In response to repeated requests this classic book on space-time structure by Professor Erwin Schrödinger is now available in the Cambridge Science Classics series. First published in 1950, and reprinted in 1954 and 1960, this lucid and profound exposition of Einstein's 1915 theory of gravitation still provides valuable reading for students and research workers in the field.
Erwin Rudolf Josef Alexander Schrödinger, sometimes written as Erwin Schrodinger or Erwin Schroedinger, was a Nobel Prize-winning Austrian physicist who developed a number of fundamental results in the field of quantum theory, which formed the basis of wave mechanics: he formulated the wave equation (stationary and time-dependent Schrödinger equation) and revealed the identity of his development of the formalism and matrix mechanics. Schrödinger proposed an original interpretation of the physical meaning of the wave function.

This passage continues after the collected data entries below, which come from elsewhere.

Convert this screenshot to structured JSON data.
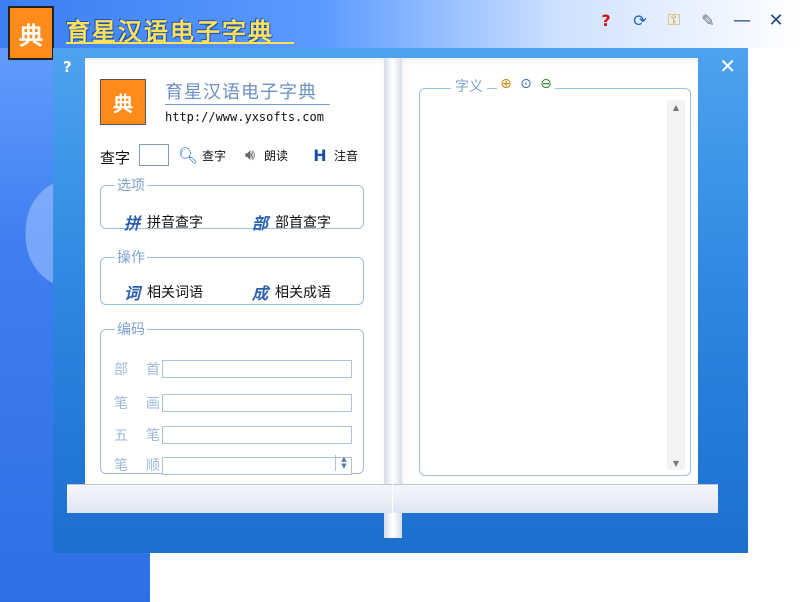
{
  "app": {
    "title": "育星汉语电子字典",
    "logo_glyph": "典",
    "watermark_glyph": "C"
  },
  "window_controls": {
    "help": "?",
    "update": "⟳",
    "key": "⚿",
    "settings": "✎",
    "minimize": "—",
    "close": "✕"
  },
  "dialog": {
    "help_label": "?",
    "close_label": "✕",
    "logo_glyph": "典",
    "title": "育星汉语电子字典",
    "url": "http://www.yxsofts.com",
    "search": {
      "label": "查字",
      "value": "",
      "lookup_label": "查字",
      "read_label": "朗读",
      "pinyin_label": "注音"
    },
    "options": {
      "legend": "选项",
      "pinyin_lookup": "拼音查字",
      "pinyin_icon": "拼",
      "radical_lookup": "部首查字",
      "radical_icon": "部"
    },
    "actions": {
      "legend": "操作",
      "related_words": "相关词语",
      "words_icon": "词",
      "related_idioms": "相关成语",
      "idioms_icon": "成"
    },
    "encoding": {
      "legend": "编码",
      "rows": [
        {
          "label": "部　首",
          "value": ""
        },
        {
          "label": "笔　画",
          "value": ""
        },
        {
          "label": "五　笔",
          "value": ""
        },
        {
          "label": "笔　顺",
          "value": ""
        }
      ]
    },
    "meaning": {
      "legend": "字义",
      "text": ""
    }
  },
  "colors": {
    "accent": "#2d86e0",
    "title_yellow": "#ffe25a",
    "logo_orange": "#ff8c1a",
    "legend_blue": "#7d9fcc"
  }
}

He won the 1933 Nobel prize in physics with colleague Paul Adrien Maurice Dirac "for the discovery of new productive forms of atomic theory"
This book defines Einstein's Theories on Gravitation in a mathematical manner, using partial differentiation and multiple integrals and matrices and other advanced things. It describes scalar densities and tensor densities, defining what they are and showing the symbols used to show it.
I didn't really understand this book, since I can't explain it well, but I did like it. I need to find a book or something that will teach me partial derivatives and stuff. Maybe then I can follow it.